Gripping his black belt firmly, Krull reminisces about a particular class he wishes he had attended. “When I was young, going through the beginner stages of my judo belts, I had unfortunately missed a class. In that particular class, they were teaching a choking technique where you press against your partner’s jugulars until their brain loses oxygen and they fall asleep,” he says. “The next week when I came back, I found myself upside down, held up by my [belt], being put to sleep by my partner who, unluckily for me, attended that class. […] The moral of my story is for students to go to class—you never know what you’ll miss.”

Krull, UTM’s judo instructor, has found joy meeting students in a different context. He believes students should take more time to get to know their instructors on a personal level.

“If you’re not connecting with your professors as people, you are not getting the full value of what university can be. When students come out to a class and meet me on the mat, I’m not necessarily the same formal person I am in the classroom,” he says.
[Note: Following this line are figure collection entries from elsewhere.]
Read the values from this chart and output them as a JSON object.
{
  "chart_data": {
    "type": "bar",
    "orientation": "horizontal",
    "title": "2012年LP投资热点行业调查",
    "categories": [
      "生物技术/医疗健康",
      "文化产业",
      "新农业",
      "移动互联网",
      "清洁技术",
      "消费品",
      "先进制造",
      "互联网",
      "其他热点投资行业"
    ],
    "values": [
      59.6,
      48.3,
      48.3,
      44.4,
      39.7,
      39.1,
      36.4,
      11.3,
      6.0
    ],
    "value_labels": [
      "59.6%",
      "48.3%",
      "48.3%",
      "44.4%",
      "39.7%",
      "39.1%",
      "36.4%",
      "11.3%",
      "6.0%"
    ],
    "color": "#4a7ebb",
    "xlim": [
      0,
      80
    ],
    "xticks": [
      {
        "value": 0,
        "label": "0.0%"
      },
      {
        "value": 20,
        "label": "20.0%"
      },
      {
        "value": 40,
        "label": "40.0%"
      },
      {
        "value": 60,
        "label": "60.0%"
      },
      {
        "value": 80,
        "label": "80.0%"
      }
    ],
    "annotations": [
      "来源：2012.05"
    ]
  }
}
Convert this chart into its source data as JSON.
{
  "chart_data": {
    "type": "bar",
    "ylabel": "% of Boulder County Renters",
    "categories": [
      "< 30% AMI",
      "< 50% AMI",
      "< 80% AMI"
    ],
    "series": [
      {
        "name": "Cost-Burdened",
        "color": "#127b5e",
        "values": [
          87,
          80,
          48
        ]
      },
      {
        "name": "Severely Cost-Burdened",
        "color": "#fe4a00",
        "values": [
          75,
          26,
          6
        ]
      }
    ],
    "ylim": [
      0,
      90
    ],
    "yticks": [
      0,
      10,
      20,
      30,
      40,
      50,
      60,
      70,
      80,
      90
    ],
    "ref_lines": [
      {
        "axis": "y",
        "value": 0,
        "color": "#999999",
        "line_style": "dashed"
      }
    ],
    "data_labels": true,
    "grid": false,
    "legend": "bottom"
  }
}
When you think of predominant qualities most faculty members have at UTM, one would assume that they are driven and excellent at exceeding; these people have a repertoire of talents waiting to be uncovered. When you take the time to discover what your instructors know outside of the classroom, you’re not only advancing your social skills, you’re strengthening your weaknesses.

Professor Krull recognizes that the school year is an intense responsibility for all students and adding physical fitness to their already overloaded schedule could cause them to shy away from activity. However, he agrees that students who maintain a level of physical fitness in their daily routine have a better chance of staying sharp-minded throughout the entire academic year.

“My research supervisor in graduate school happened to play squash, so he taught me how to play and pushed me hard. I would attribute my successes to the fact [that] I felt better about myself in school, I had more stamina, and gained the ability to focus more attentively on my studies,” Krull says.

if you want to participate in a group activity that challenges both your physical and intellectual capacity, judo has something to offer everyone, here in the athletic facilities.

Not up for it? The ambitious professor who finds deep meaning and purpose in judo, shares one last lesson: “You want to accept the challenge in life and reach for things that are difficult to do.”